"Теперь я уже гражданин другого мира, который так же относится к миру обычному, как пустыня к плодородному краю (вот уже сорок лет, как я покинул Ханаан), я смотрю назад, как иноземец, правда, я и в том, другом, мире самый маленький и самый робкий - это свойство я принес с собой как отцовское наследство, - я и в нем жизнеспособен только благодаря особому тамошнему порядку".
Отсюда видно, что Кафка выдержал шторм; каким-то рационально необъяснимым образом, он примирился с самим собой. Далее он пишет:
"В этом мире возможны молниеносные взлеты даже маленьких людей, но, правда, и тысячелетние штормовые разрушения".
745
"Изгнание" Кафки, как и заточение в темницу, носило психологический характер, - было определенной установкой сознания. Для Кафки, как "гражданина другого (внутреннего) мира" существовала реальная возможность выполнить обязательства во внешнем мире. Оставалось только ожидать появления "зеркального отображения внутреннего во внешнем" - лице Доры Димант.
11 апреля 1922 года Кафка делает в дневнике запись, в которой резюмирует последствия "наказания" предшествовавших шести месяцев:
"Вечная молодость невозможна; не будь даже другого препятствия самонаблюдение сделало бы ее невозможной".
Эта запись предвещает приближение смерти детских иллюзий, фактическое поражение дитя. Теперь для Кафки открыт путь, чтобы стать солидным, взрослым человеком, мужчиной.
Даже через четверть века после смерти Франца Дора признавалась, что тоскует по нему: "Тоска всех этих лет так навалилась на меня, что я стану совершенно беспомощной, если это будет продолжаться. Мечтой Франца было иметь ребенка и переселиться в Палестину. Теперь у меня есть ребенок - без Франца, и я направляюсь в Палестину - без Франца, но на его деньги я покупаю билет туда. Хотя бы это".

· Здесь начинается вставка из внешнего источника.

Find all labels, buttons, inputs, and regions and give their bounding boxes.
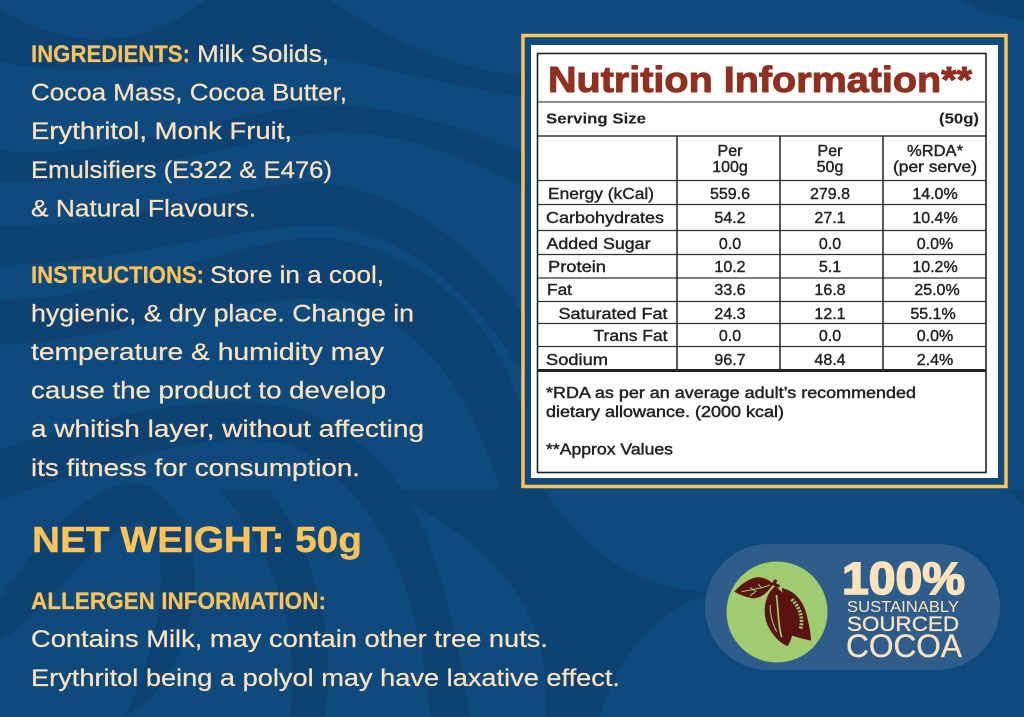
ingredients text block: Milk Solids,	[197, 41, 329, 68]
allergen information text block	[31, 588, 620, 692]
table row labels: Trans Fat	[594, 328, 668, 345]
per 100g values: 33.6	[714, 282, 746, 299]
per 50g values: 5.1	[819, 259, 841, 276]
per 100g values: 559.6	[710, 186, 750, 203]
instructions text block: a whitish layer, without affecting	[31, 416, 424, 443]
table row labels: Added Sugar	[546, 236, 651, 253]
ingredients text block: & Natural Flavours.	[31, 196, 256, 222]
percent RDA values: 10.4%	[912, 210, 958, 227]
column headers: 100g	[712, 159, 748, 176]
percent RDA values: 25.0%	[914, 282, 960, 299]
ingredients text block: INGREDIENTS:	[31, 41, 190, 68]
per 50g values: 12.1	[814, 306, 846, 323]
ingredients text block: Cocoa Mass, Cocoa Butter,	[31, 80, 347, 106]
ingredients text block: Emulsifiers (E322 & E476)	[31, 157, 332, 184]
instructions text block: temperature & humidity may	[31, 339, 384, 366]
per 50g values: 279.8	[810, 186, 850, 203]
instructions text block: INSTRUCTIONS:	[31, 262, 204, 289]
per 100g values	[710, 186, 750, 369]
percent RDA values	[910, 186, 960, 369]
per 100g values: 10.2	[714, 259, 746, 276]
serving size row	[546, 110, 979, 128]
table row labels	[546, 186, 668, 369]
instructions text block: its fitness for consumption.	[31, 455, 360, 482]
icon: cocoa pod on green circle	[726, 562, 828, 662]
column headers: %RDA*	[907, 143, 963, 160]
table outline	[538, 54, 986, 472]
badge text: COCOA	[846, 628, 963, 664]
column headers: (per serve)	[893, 159, 977, 176]
table row labels: Protein	[548, 259, 606, 276]
percent RDA values: 55.1%	[910, 306, 956, 323]
per 100g values: 96.7	[714, 352, 746, 369]
percent RDA values: 0.0%	[917, 328, 953, 345]
table rules	[538, 102, 986, 370]
serving size row: (50g)	[939, 110, 979, 128]
per 50g values: 0.0	[819, 328, 841, 345]
table row labels: Saturated Fat	[558, 306, 668, 323]
badge: sustainably sourced cocoa	[705, 544, 1000, 670]
instructions text block: Store in a cool,	[210, 262, 384, 289]
allergen information text block: Erythritol being a polyol may have laxative effect.	[31, 665, 620, 692]
badge text: SUSTAINABLY	[847, 599, 959, 616]
percent RDA values: 2.4%	[917, 352, 953, 369]
table row labels: Sodium	[546, 352, 608, 369]
table footnotes: **Approx Values	[546, 442, 673, 458]
instructions text block: hygienic, & dry place. Change in	[31, 300, 414, 328]
per 50g values: 16.8	[814, 282, 846, 299]
column headers: 50g	[817, 159, 843, 176]
column headers: Per	[718, 143, 743, 160]
percent RDA values: 10.2%	[912, 259, 958, 276]
white card	[531, 45, 998, 478]
column headers	[712, 143, 977, 176]
allergen information text block: ALLERGEN INFORMATION:	[31, 588, 326, 615]
badge text: SOURCED	[847, 613, 959, 636]
serving size row: Serving Size	[546, 110, 646, 128]
per 50g values	[810, 186, 850, 369]
allergen information text block: Contains Milk, may contain other tree nuts.	[31, 626, 548, 653]
ingredients text block: Erythritol, Monk Fruit,	[31, 118, 292, 145]
per 100g values: 24.3	[714, 306, 746, 323]
table footnotes: *RDA as per an average adult’s recommended	[546, 385, 916, 402]
badge text: 100%	[842, 553, 965, 604]
per 100g values: 0.0	[719, 328, 741, 345]
net weight heading: NET WEIGHT: 50g	[32, 519, 362, 560]
ingredients text block	[31, 41, 347, 222]
nutrition title: Nutrition Information**	[548, 59, 972, 100]
per 50g values: 48.4	[814, 352, 846, 369]
panel: nutrition information	[523, 36, 1006, 486]
table row labels: Carbohydrates	[546, 210, 664, 227]
badge text	[842, 553, 965, 664]
per 50g values: 0.0	[819, 236, 841, 253]
percent RDA values: 0.0%	[917, 236, 953, 253]
table row labels: Energy (kCal)	[548, 186, 654, 203]
gold frame	[523, 36, 1006, 486]
instructions text block	[31, 262, 424, 482]
per 100g values: 0.0	[719, 236, 741, 253]
per 50g values: 27.1	[814, 210, 846, 227]
column headers: Per	[818, 143, 843, 160]
badge pill	[705, 544, 1000, 670]
instructions text block: cause the product to develop	[31, 378, 386, 404]
per 100g values: 54.2	[714, 210, 746, 227]
percent RDA values: 14.0%	[912, 186, 958, 203]
table footnotes	[546, 385, 916, 458]
table row labels: Fat	[547, 282, 573, 299]
table footnotes: dietary allowance. (2000 kcal)	[546, 404, 784, 421]
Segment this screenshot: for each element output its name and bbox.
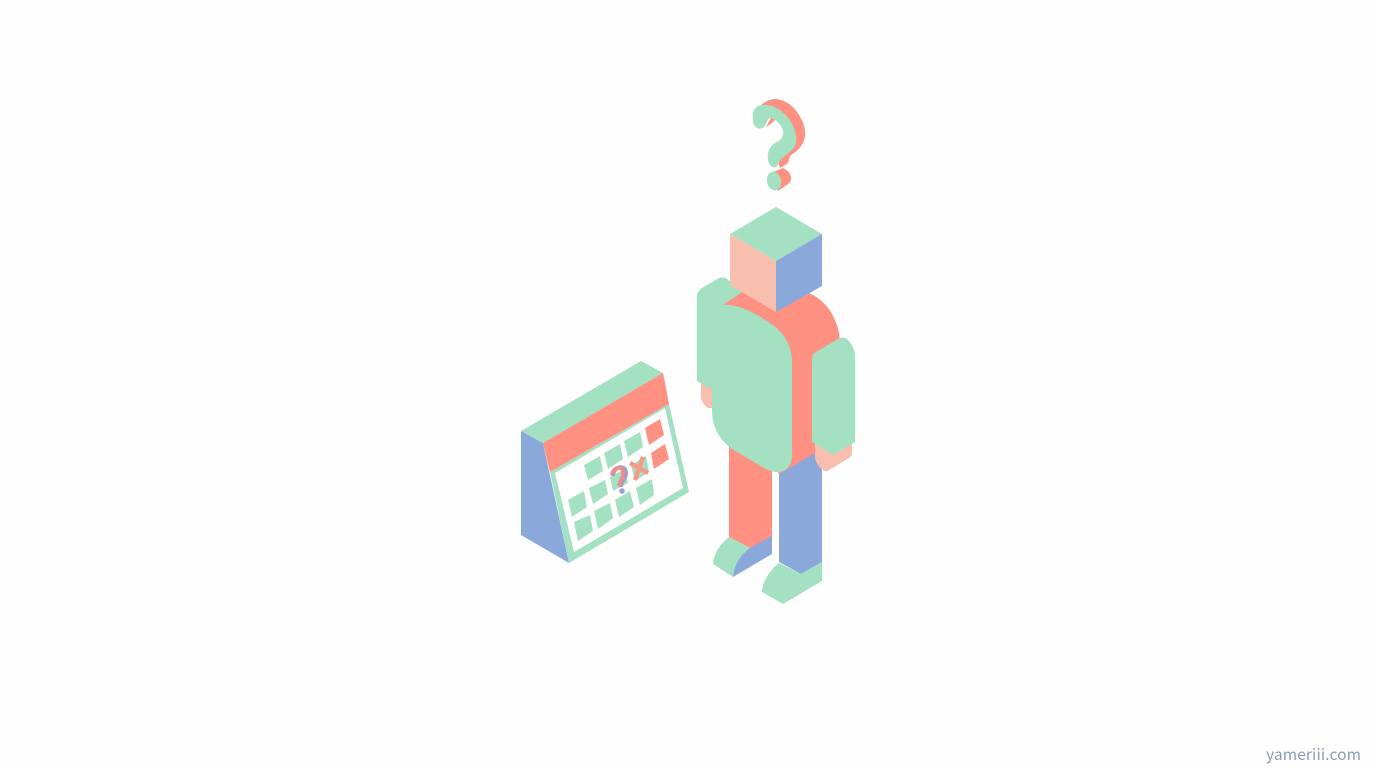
calendar day cells: [568, 432, 654, 541]
icon: question mark on calendar: [612, 467, 626, 494]
right shoe: [762, 562, 822, 604]
right hand: [815, 440, 852, 471]
torso front: [712, 305, 792, 472]
calendar side: [521, 431, 569, 563]
head: [730, 207, 822, 312]
figure: isometric person: [697, 207, 855, 604]
left hand: [701, 378, 714, 408]
calendar marked days: [645, 419, 669, 469]
right leg: [779, 450, 822, 574]
icon: floating question mark: [753, 99, 805, 192]
calendar top: [521, 361, 663, 443]
watermark: yameriii.com: [1266, 743, 1361, 765]
right arm: [812, 338, 855, 455]
left shoe: [713, 536, 772, 577]
calendar page frame: [550, 404, 689, 563]
torso back: [723, 290, 840, 474]
left leg: [729, 440, 772, 548]
icon: desk calendar: [521, 361, 689, 563]
icon: red cross on calendar: [630, 457, 648, 480]
left arm: [697, 277, 745, 400]
calendar page: [555, 408, 683, 552]
calendar header: [543, 373, 669, 472]
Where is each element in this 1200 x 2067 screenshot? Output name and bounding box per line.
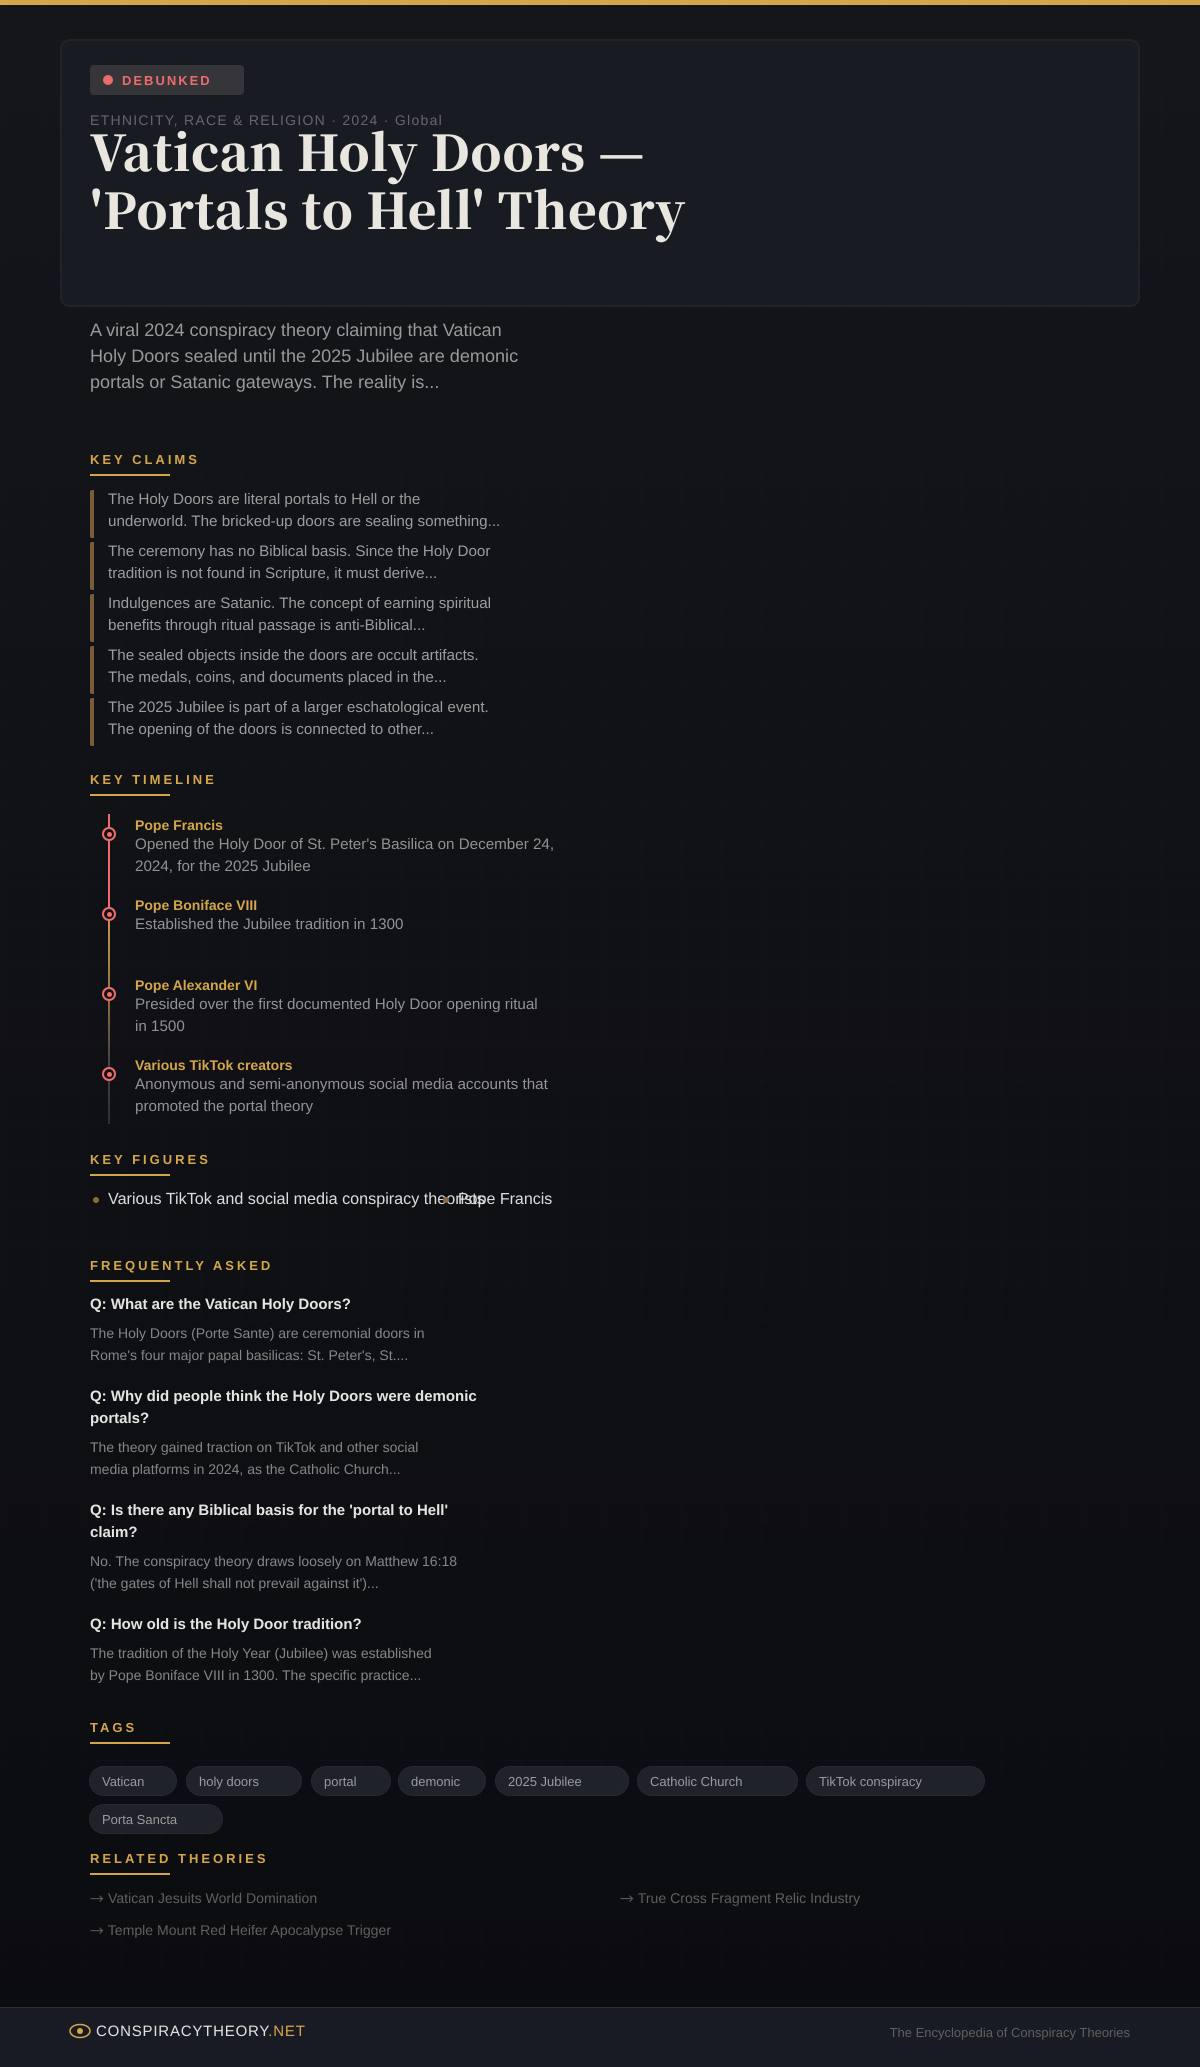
panel: FAQ [90, 1296, 477, 1683]
entry text [135, 817, 554, 875]
entry text: 2024, for the 2025 Jubilee [135, 858, 311, 875]
tag [89, 1804, 223, 1834]
FAQ 4 [90, 1616, 432, 1683]
entry text [135, 1057, 548, 1115]
claim 5: The opening of the doors is connected to other... [108, 721, 434, 738]
tag [89, 1766, 177, 1796]
FAQ 3: ('the gates of Hell shall not prevail against it')... [90, 1575, 379, 1591]
claim 1: underworld. The bricked-up doors are sealing something... [108, 513, 500, 530]
entry text: Pope Alexander VI [135, 977, 257, 993]
claim 4: The medals, coins, and documents placed in the... [108, 669, 447, 686]
FAQ 4: The tradition of the Holy Year (Jubilee) was established [90, 1645, 432, 1661]
entry text: Established the Jubilee tradition in 1300 [135, 916, 404, 933]
logo wordmark: CONSPIRACYTHEORY.NET [96, 2023, 306, 2040]
tag list [89, 1766, 985, 1834]
claim 3: benefits through ritual passage is anti-Biblical... [108, 617, 425, 634]
tag [398, 1766, 486, 1796]
FAQ 1 [90, 1296, 425, 1363]
timeline [102, 814, 554, 1124]
FAQ 2 [90, 1388, 477, 1477]
tag: Porta Sancta [102, 1812, 177, 1827]
FAQ 1: Rome's four major papal basilicas: St. Peter's, St.... [90, 1347, 408, 1363]
title: 'Portals to Hell' Theory [90, 174, 686, 244]
timeline item: Pope Francis [102, 817, 554, 875]
entry text: Pope Boniface VIII [135, 897, 257, 913]
tag: portal [324, 1774, 357, 1789]
related theories links [90, 1889, 860, 1941]
icon: eye logo [69, 2024, 91, 2038]
related link 2: → True Cross Fragment Relic Industry [620, 1889, 860, 1909]
heading: tags: TAGS [90, 1720, 137, 1735]
tag: holy doors [199, 1774, 259, 1789]
claim 2: The ceremony has no Biblical basis. Since the Holy Door [108, 543, 490, 560]
entry text: Anonymous and semi-anonymous social media accounts that [135, 1076, 548, 1093]
entry text: Presided over the first documented Holy Door opening ritual [135, 996, 538, 1013]
FAQ 3: No. The conspiracy theory draws loosely on Matthew 16:18 [90, 1553, 457, 1569]
timeline item: Pope Alexander VI [102, 977, 538, 1035]
tag: TikTok conspiracy [819, 1774, 922, 1789]
tag: Vatican [102, 1774, 144, 1789]
entry text: Opened the Holy Door of St. Peter's Basilica on December 24, [135, 836, 554, 853]
footer tagline: The Encyclopedia of Conspiracy Theories [890, 2025, 1130, 2040]
tag: demonic [411, 1774, 460, 1789]
title: Vatican Holy Doors — [90, 116, 645, 186]
related link 3: → Temple Mount Red Heifer Apocalypse Trigger [90, 1921, 391, 1941]
heading: frequently asked: FREQUENTLY ASKED [90, 1258, 273, 1273]
tag [806, 1766, 985, 1796]
FAQ 4: by Pope Boniface VIII in 1300. The specific practice... [90, 1667, 421, 1683]
badge label: DEBUNKED [122, 73, 212, 88]
claim 5: The 2025 Jubilee is part of a larger eschatological event. [108, 699, 489, 716]
tag: 2025 Jubilee [508, 1774, 582, 1789]
related link 1: → Vatican Jesuits World Domination [90, 1889, 317, 1909]
entry text: promoted the portal theory [135, 1098, 313, 1115]
key figures list [93, 1190, 552, 1208]
timeline item: Various TikTok creators [102, 1057, 548, 1115]
claim 1: The Holy Doors are literal portals to Hell or the [108, 491, 420, 508]
lede text: portals or Satanic gateways. The reality is... [90, 372, 439, 392]
category meta line: ETHNICITY, RACE & RELIGION · 2024 · Global [90, 112, 443, 128]
timeline item: Pope Boniface VIII [102, 897, 404, 933]
tag [311, 1766, 391, 1796]
FAQ 1: Q: What are the Vatican Holy Doors? [90, 1296, 351, 1313]
heading: key claims: KEY CLAIMS [90, 452, 200, 467]
panel: key claims list [90, 490, 500, 746]
claim 1 [90, 490, 510, 538]
FAQ 4: Q: How old is the Holy Door tradition? [90, 1616, 362, 1633]
entry text: in 1500 [135, 1018, 185, 1035]
badge: debunked [90, 65, 244, 95]
entry text [135, 897, 404, 933]
FAQ 2: media platforms in 2024, as the Catholic Church... [90, 1461, 400, 1477]
marker [102, 987, 116, 1001]
claim 5 [90, 698, 510, 746]
panel: header card [60, 39, 1140, 307]
FAQ 3: claim? [90, 1524, 138, 1541]
lede text: Holy Doors sealed until the 2025 Jubilee are demonic [90, 346, 518, 366]
icon: status dot [103, 75, 113, 85]
figure bullet 2 [443, 1197, 449, 1203]
tag [186, 1766, 302, 1796]
tag [637, 1766, 798, 1796]
marker [102, 1067, 116, 1081]
marker [102, 827, 116, 841]
claim 4 [90, 646, 510, 694]
FAQ 1: The Holy Doors (Porte Sante) are ceremonial doors in [90, 1325, 425, 1341]
FAQ 2: portals? [90, 1410, 149, 1427]
claim 4: The sealed objects inside the doors are occult artifacts. [108, 647, 479, 664]
heading: related theories: RELATED THEORIES [90, 1851, 268, 1866]
figure name 2: Pope Francis [458, 1191, 552, 1208]
claim 2: tradition is not found in Scripture, it must derive... [108, 565, 437, 582]
claim 3: Indulgences are Satanic. The concept of earning spiritual [108, 595, 491, 612]
FAQ 2: The theory gained traction on TikTok and other social [90, 1439, 418, 1455]
lede text: A viral 2024 conspiracy theory claiming that Vatican [90, 320, 502, 340]
timeline line [108, 814, 110, 1124]
entry text: Various TikTok creators [135, 1057, 292, 1073]
FAQ 3 [90, 1502, 457, 1591]
marker [102, 907, 116, 921]
claim 2 [90, 542, 510, 590]
FAQ 3: Q: Is there any Biblical basis for the 'portal to Hell' [90, 1502, 448, 1519]
title [90, 116, 686, 244]
figure bullet 1 [93, 1197, 99, 1203]
entry text: Pope Francis [135, 817, 223, 833]
tag [495, 1766, 629, 1796]
claim 3 [90, 594, 510, 642]
entry text [135, 977, 538, 1035]
footer [0, 2007, 1200, 2067]
heading: key figures: KEY FIGURES [90, 1152, 211, 1167]
FAQ 2: Q: Why did people think the Holy Doors were demonic [90, 1388, 477, 1405]
lede text [90, 320, 518, 392]
tag: Catholic Church [650, 1774, 742, 1789]
figure name 1: Various TikTok and social media conspiracy theorists [108, 1190, 485, 1208]
heading: key timeline: KEY TIMELINE [90, 772, 217, 787]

Увы, счастье последних дней жизни с Дорой было недолгим: здоровье становилось все хуже, был поставлен диагноз: туберкулез обоих легких и гортани. Носящая психосоматический характер, предвосхищенная им самим, болезнь Кафки стала его "оправданием и убежищем": он согласился с определением Макса Брода, что счастлив в своем несчастье - здесь налицо сложная до непередаваемости гамма чувств - трагического стоицизма, избавления, наказания за грех существования, награды за святость... Из санатория, где он находился, Дора отвезла его к роди-делям в Вену. Она везла его на открытой машине, на протяжении всего пути пытаясь прикрыть своим телом от дождя и ветра... Два человека скрасили его последние дни - Дора и примчавшийся из Берлина доктор Клопшток.
М. Брод:
Эти двое, Дора и Клопшток, называли теперь себя в шутку "маленькой семьей" Франца, то было душевное единение перед лицом смерти.
746
Но Франц хотел жить, он выполнял врачебные предписания беспрекословно и с пунктуальностью, какой я раньше никогда не замечал за ним. Познакомься он с Дорой раньше, его воля к жизни окрепла бы раньше, своевременнее. Таково мое впечатление. Эти двое совершенно изумительно подходили друг к другу. Богатство религиозных традиций восточных евреев, которым располагала Дора, было постоянным источником восхищения для Франца; тогда как молодая девушка, не имевшая еще никакого представления о некоторых великих достижениях западной культуры, любила и почитала своего великого учителя не меньше, чем его удивительные, фантастические мечты, с которыми она сжилась легко и играючи. Они часто шутили друг с другом, словно дети. Я помню, как они вместе погружали свои руки в один таз, называя его "наша семейная ванна". Трогательной была забота Доры о больном, трогательно позднее пробуждение всех его жизненных сил. Дора рассказывала мне, что Франц плакал от радости, когда профессор Чассный (уже в самом конце) сказал ему, что горло выглядит лучше. Он без конца обнимал ее и сказал, что никогда так не хотел жить и быть здоровым, как сейчас.
Это была последняя эйфория перед адской мукой. Он молил - упрекал доктора: "Доктор, дайте мне смерть, иначе вы убийца. Уходил он тяжело, мучения были непереносимы. Последними его словами были: "Я ухожу...".